As he stopped the water and toweled off, Barrett realized something with a shock: it had been as good as any of the sex he’d ever had.
He knew he should feel guilty about what he’d done—or at least a little weird.
But he couldn’t bring himself to feel anything other than a pleasant afterglow.
* * *
If Josh hadto look at another rendering of Richard Wagner, he was going to be ill. He was the last composer that Josh had chosen for one of his portraits, but no matter how many times he sketched and began painting the man, he couldn’t seem to capture the feeling of Wagner’s music in his portrait.
He hated Renoir’s bloated portrait of Wagner. Franz van Lenbach’s oil on canvas was no good either. Karl Wilhelm Diefenbach had gotten closer, with his aloof-looking Wagner who gazed away from the viewer, off at some distant point but… No, Diefenbach’s Wagner wasn’t quite right, either.
Why had Josh assumed that a pitiful artist like himself could do better than the greats of the past?

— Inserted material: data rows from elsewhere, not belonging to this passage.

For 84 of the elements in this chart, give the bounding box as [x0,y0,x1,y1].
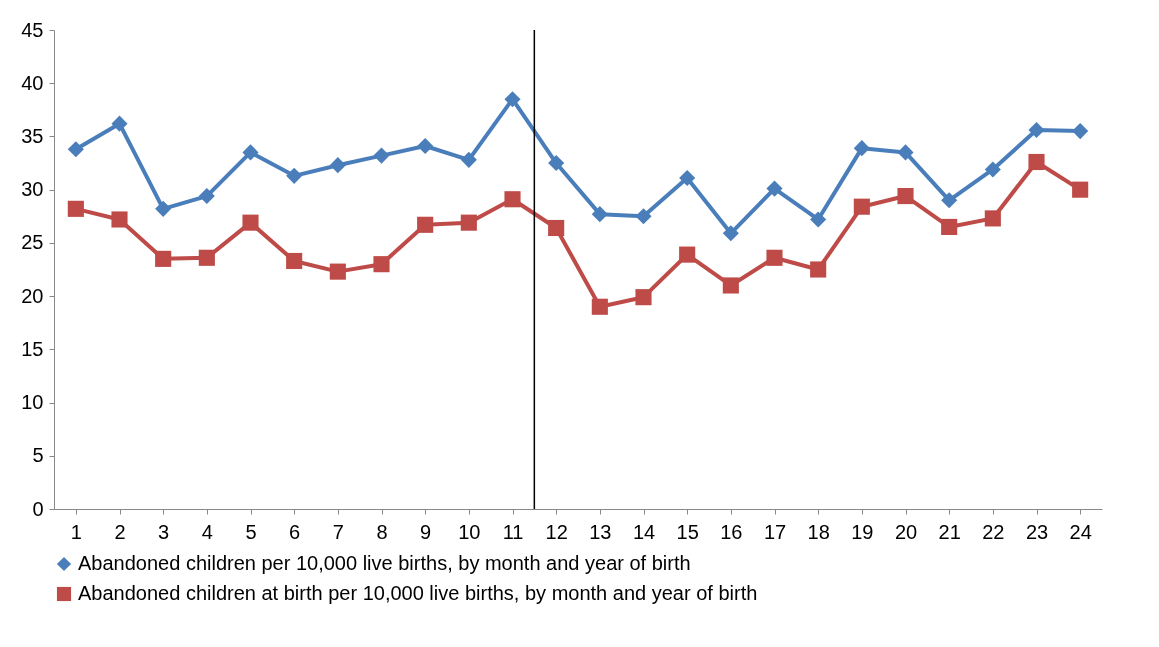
point [286,167,303,184]
x-tick-label: 15 [676,520,699,543]
x-tick-label: 12 [545,520,568,543]
point [504,91,521,108]
point [329,263,346,280]
x-tick-label: 9 [420,520,432,543]
point [679,246,696,263]
point [373,147,390,164]
x-tick-label: 14 [632,520,656,543]
point [635,289,652,306]
point [504,191,521,208]
point [810,261,827,278]
x-tick-label: 17 [763,520,787,543]
x-tick-label: 18 [807,520,830,543]
point [1028,153,1045,171]
point [548,154,565,172]
y-tick-label: 25 [21,231,44,254]
point [67,141,84,158]
x-tick-label: 8 [376,520,388,543]
point [897,144,914,161]
point [111,115,128,132]
point [111,211,128,228]
x-tick-label: 16 [720,520,743,543]
x-tick-label: 4 [201,520,213,543]
legend-label: Abandoned children per 10,000 live births, by month and year of birth [78,552,691,574]
point [460,151,477,168]
point [766,180,783,197]
y-tick-label: 5 [32,444,44,467]
point [766,249,783,266]
point [591,298,608,315]
point [984,161,1001,178]
point [198,187,215,205]
point [897,187,914,205]
point [1072,181,1089,198]
x-tick-label: 13 [589,520,612,543]
x-tick-label: 21 [938,520,961,543]
point [810,211,827,228]
x-tick-label: 19 [851,520,874,543]
x-tick-label: 22 [982,520,1005,543]
point [941,218,958,235]
y-tick-label: 20 [21,284,44,307]
point [1028,122,1045,139]
x-tick-label: 1 [70,520,82,543]
point [722,277,739,294]
point [1072,123,1089,140]
point [635,208,652,225]
y-tick-label: 45 [21,18,44,41]
y-tick-label: 15 [21,337,44,360]
x-tick-label: 24 [1069,520,1092,543]
y-tick-label: 0 [32,497,44,520]
x-tick-label: 7 [332,520,344,543]
point [329,157,346,174]
point [242,144,259,161]
point [722,225,739,242]
x-tick-label: 5 [245,520,257,543]
point [286,252,303,270]
point [198,249,215,266]
point [548,219,565,237]
point [591,206,608,223]
x-tick-label: 6 [289,520,301,543]
point [853,198,870,215]
point [417,216,434,233]
point [67,200,84,217]
point [984,210,1001,227]
point [460,214,477,231]
legend-label: Abandoned children at birth per 10,000 live births, by month and year of birth [78,582,758,604]
x-tick-label: 20 [894,520,918,543]
x-tick-label: 11 [502,520,524,543]
x-tick-label: 3 [158,520,170,543]
point [679,169,696,187]
x-tick-label: 2 [114,520,126,543]
y-tick-label: 30 [21,178,44,201]
point [417,137,434,155]
y-tick-label: 10 [21,391,44,414]
point [373,256,390,273]
point [155,200,172,217]
point [941,192,958,209]
x-tick-label: 23 [1025,520,1049,543]
y-tick-label: 35 [21,124,44,147]
y-tick-label: 40 [21,71,44,94]
point [155,250,172,267]
point [242,214,259,231]
point [853,140,870,157]
x-tick-label: 10 [458,520,481,543]
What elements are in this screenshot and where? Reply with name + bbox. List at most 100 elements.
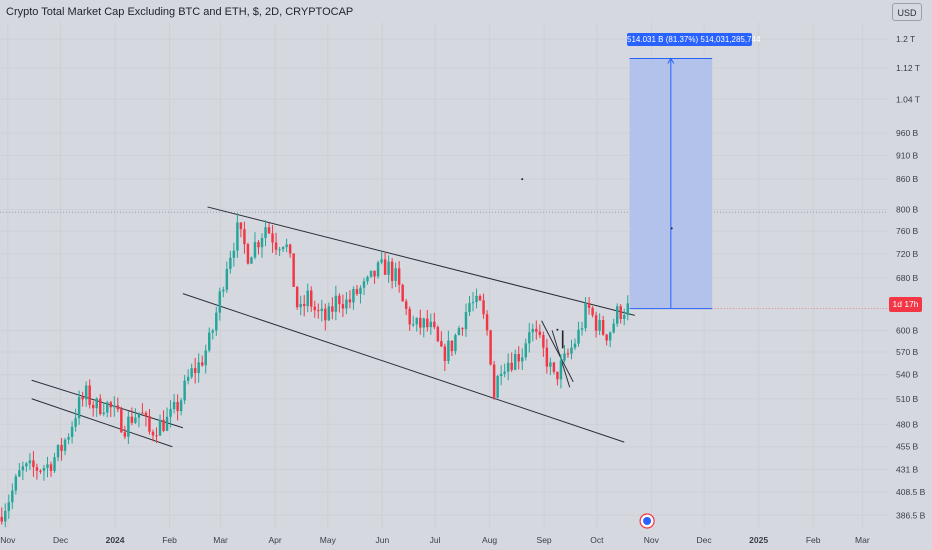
candle-up [197,362,200,373]
candle-up [563,353,566,361]
y-tick-label: 510 B [896,394,919,404]
candle-up [4,510,7,522]
dot-marker [521,178,524,181]
candle-up [429,321,433,328]
y-tick-label: 960 B [896,128,919,138]
y-tick-label: 800 B [896,205,919,215]
candle-down [433,321,436,328]
candle-down [0,516,3,522]
projection-box[interactable] [629,57,713,310]
candle-up [506,362,510,372]
candle-up [531,328,535,333]
candle-up [626,303,629,315]
candle-down [355,289,359,294]
candle-down [123,432,127,437]
candle-down [485,314,489,331]
candle-up [457,328,461,335]
candle-up [70,426,74,438]
trendline[interactable] [31,398,173,448]
candle-up [278,249,281,251]
candle-down [271,233,274,243]
candle-up [42,467,46,471]
time-axis[interactable]: Nov Dec 2024 Feb Mar Apr May Jun Jul Aug Sep Oct Nov… [0,535,870,545]
candle-up [56,444,60,458]
candle-up [612,323,615,333]
y-tick-label: 1.04 T [896,94,920,104]
price-axis[interactable]: 1.2 T 1.12 T 1.04 T 960 B 910 B 860 B 800 B 760… [896,34,926,520]
candle-up [559,360,563,380]
candle-down [243,229,246,245]
candle-down [538,331,542,336]
candle-up [232,250,236,258]
candle-up [454,334,457,352]
candle-down [341,304,345,309]
candle-up [250,257,253,264]
candle-down [116,405,120,410]
candle-up [345,299,348,309]
candle-down [587,303,591,308]
candle-down [162,419,165,431]
candle-down [295,286,299,308]
candle-up [387,261,390,275]
candle-down [401,284,404,302]
candle-up [46,464,49,468]
candle-up [577,329,580,344]
candle-down [404,301,408,309]
candle-up [215,312,218,331]
candle-up [598,320,601,331]
candle-down [60,444,63,451]
candle-up [7,502,11,511]
trendline[interactable] [541,320,574,383]
candle-up [362,281,366,288]
candle-down [32,460,35,468]
x-tick-label: Jun [375,535,389,545]
y-tick-label: 455 B [896,442,919,452]
candle-down [39,470,42,472]
candle-up [222,289,225,292]
candle-down [267,227,271,234]
candle-up [77,397,81,419]
trendline[interactable] [182,293,625,443]
y-tick-label: 480 B [896,419,919,429]
candle-up [394,268,397,281]
candle-up [204,350,207,366]
currency-button[interactable]: USD [892,3,922,21]
x-tick-label: Apr [268,535,281,545]
candle-up [165,416,169,431]
candle-up [496,376,499,398]
candle-down [535,328,538,332]
candle-down [324,308,327,321]
y-tick-label: 386.5 B [896,510,926,520]
candle-up [285,244,288,248]
candle-up [172,401,176,410]
candle-down [426,318,429,328]
candle-down [81,397,84,400]
candle-up [499,373,503,377]
x-tick-label: 2024 [106,535,125,545]
candle-up [415,317,418,325]
candle-up [14,476,18,491]
x-tick-label: Nov [0,535,16,545]
candle-down [373,270,376,277]
y-tick-label: 540 B [896,370,919,380]
candle-down [257,242,260,248]
candle-up [327,306,331,321]
candle-down [383,259,387,275]
candle-up [528,332,531,344]
y-tick-label: 910 B [896,150,919,160]
measure-label: 514.031 B (81.37%) 514,031,285,744 [627,33,761,46]
candle-down [419,317,422,328]
candle-up [281,247,285,250]
trendline[interactable] [207,206,635,316]
dot-marker [670,227,673,230]
candle-down [517,353,520,362]
candle-up [549,362,552,367]
candle-up [608,332,612,341]
x-tick-label: Oct [590,535,604,545]
candle-down [440,341,443,347]
candle-down [35,467,39,471]
candle-up [229,257,232,269]
candle-down [274,242,278,250]
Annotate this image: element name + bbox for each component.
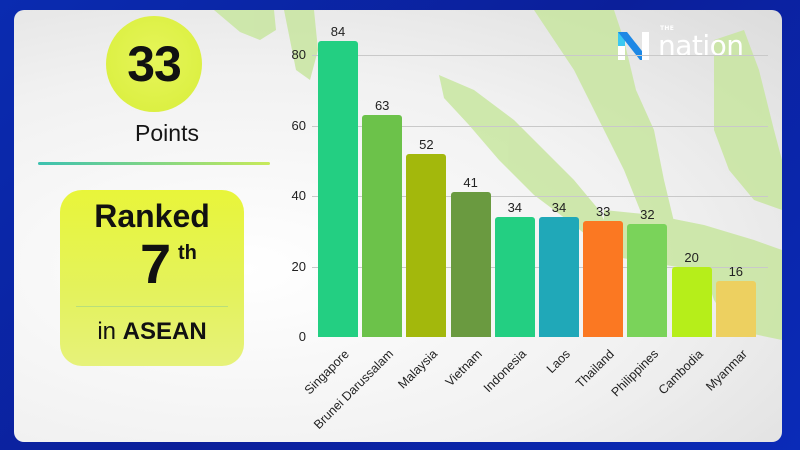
bar-value-label: 63 bbox=[374, 97, 390, 113]
x-axis-label: Cambodia bbox=[655, 347, 706, 398]
infographic-card: THE nation 33 Points Ranked 7 th in ASEA… bbox=[14, 10, 782, 442]
x-axis-label: Myanmar bbox=[703, 346, 750, 394]
bar-brunei-darussalam bbox=[362, 114, 403, 337]
rank-divider bbox=[76, 306, 228, 307]
bar-value-label: 34 bbox=[507, 200, 523, 216]
bar-myanmar bbox=[715, 280, 756, 337]
the-nation-logo: THE nation bbox=[618, 26, 744, 62]
y-tick-label: 20 bbox=[291, 258, 306, 274]
bar-chart: 0 20 40 60 80 84 Singapore 63 Brunei Darussalam 5… bbox=[14, 10, 782, 442]
rank-region-label: in ASEAN bbox=[60, 318, 244, 346]
x-axis-label: Malaysia bbox=[395, 346, 441, 392]
rank-region: ASEAN bbox=[122, 318, 207, 345]
bar-value-label: 41 bbox=[463, 175, 478, 191]
score-label: Points bbox=[135, 120, 199, 146]
nation-n-icon bbox=[618, 32, 649, 60]
bar-singapore bbox=[318, 40, 358, 337]
y-tick-label: 40 bbox=[291, 188, 306, 203]
bar-thailand bbox=[583, 220, 624, 337]
x-axis-label: Laos bbox=[543, 346, 573, 376]
bar-philippines bbox=[627, 224, 668, 337]
bar-value-label: 84 bbox=[330, 23, 346, 39]
y-tick-label: 60 bbox=[291, 117, 306, 133]
x-axis-label: Philippines bbox=[608, 346, 662, 400]
logo-prefix: THE bbox=[660, 25, 675, 32]
rank-prefix: in bbox=[97, 318, 116, 345]
bar-value-label: 52 bbox=[419, 136, 434, 152]
gridline bbox=[312, 196, 768, 197]
y-tick-label: 0 bbox=[298, 329, 306, 344]
logo-wordmark: nation bbox=[658, 29, 744, 62]
rank-heading: Ranked bbox=[94, 198, 210, 234]
bar-malaysia bbox=[406, 153, 447, 337]
gridline bbox=[312, 125, 768, 127]
bar-value-label: 32 bbox=[640, 207, 655, 223]
bar-value-label: 16 bbox=[728, 263, 744, 279]
bar-laos bbox=[539, 217, 579, 337]
bar-cambodia bbox=[671, 266, 712, 337]
score-badge: 33 bbox=[106, 16, 202, 112]
rank-panel: Ranked 7 th in ASEAN bbox=[60, 190, 244, 366]
x-axis-label: Indonesia bbox=[480, 346, 529, 396]
x-axis-label: Brunei Darussalam bbox=[311, 346, 397, 432]
bar-indonesia bbox=[494, 217, 535, 337]
bar-vietnam bbox=[450, 192, 491, 337]
rank-number: 7 bbox=[140, 232, 172, 295]
bar-value-label: 34 bbox=[551, 200, 567, 216]
score-value: 33 bbox=[127, 36, 182, 92]
gridline bbox=[312, 55, 768, 56]
section-divider bbox=[38, 162, 270, 165]
rank-ordinal-suffix: th bbox=[178, 242, 197, 264]
bar-value-label: 20 bbox=[684, 249, 699, 265]
bar-value-label: 33 bbox=[595, 203, 611, 219]
x-axis-label: Vietnam bbox=[442, 347, 485, 390]
x-axis-label: Thailand bbox=[573, 347, 618, 391]
y-tick-label: 80 bbox=[291, 47, 306, 62]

With all of the composers before Wagner, Josh had been able to work through his art blocks during his nightly piano practice. There was something about leaving the studio—with its paintbrushes and sketches and echoing acoustics—behind him and sitting down at the keyboard that made his mind work differently. Despite it being his main pursuit and source of income, Josh rarely felt the same sort of creative flow when he held a paintbrush as he did when he sat on the piano bench.
The muscle memory was different, after all, and in order to actually play the notes on the sheet music in front of him, he needed the utmost concentration. Playing stripped away the stresses of daily life and allowed him to tap into that most creative part of himself.
It was as effective as sketching in terms of planning his paintings, and more effective when it came to working through a block.
But even with the rigorous hour-a-day practice schedule he kept, he could not find a way to portray Richard Wagner to his liking.
Josh felt himself getting mad that morning, had to tamp down the growing urge to pull the wooden panel off his easel and stomp it into the concrete ground. (If he did that, he realized, he’d have to order yet another one, and then he’d have to wait outside to receive it. More wasted time, more opportunities for his asshole neighbor to look him up and down like a ne’er-do-well. No thanks.)
He admitted to himself that he’d hit a wall. Maybe he needed to expand the normal practice hour.
* * *
Barrett had wrangleda rare Saturday off. Well, perhaps off wasn’t the word for it. He’d taken plenty of work home with him to tackle over the weekend—but at least no one expected him in the office that day. And that was a victory. He could enjoy a cup of coffee while he watched the street out front come alive for the day.
He appreciated the fact that he didn’t have to put on a suit and his uncomfortable dress shoes stayed in the closet. He hardly even understood what it was to dress casually anymore, as it was rare to wear anything other than a suit or whatever he was going to sleep in—but he managed to locate some old sweatpants in the back of his closet and a Jacksonville Warriors t-shirt that he’d forgotten about, bleached out and worn soft with age.
He had the whole day ahead of him, and then tomorrow he’d be headed to Georgia to pick up Princess.
All in all, the weekend was shaping up to be pretty fabulous.
And it only got better when, out of the blue, the piano bench scraped across the floor upstairs and his neighbor began playing.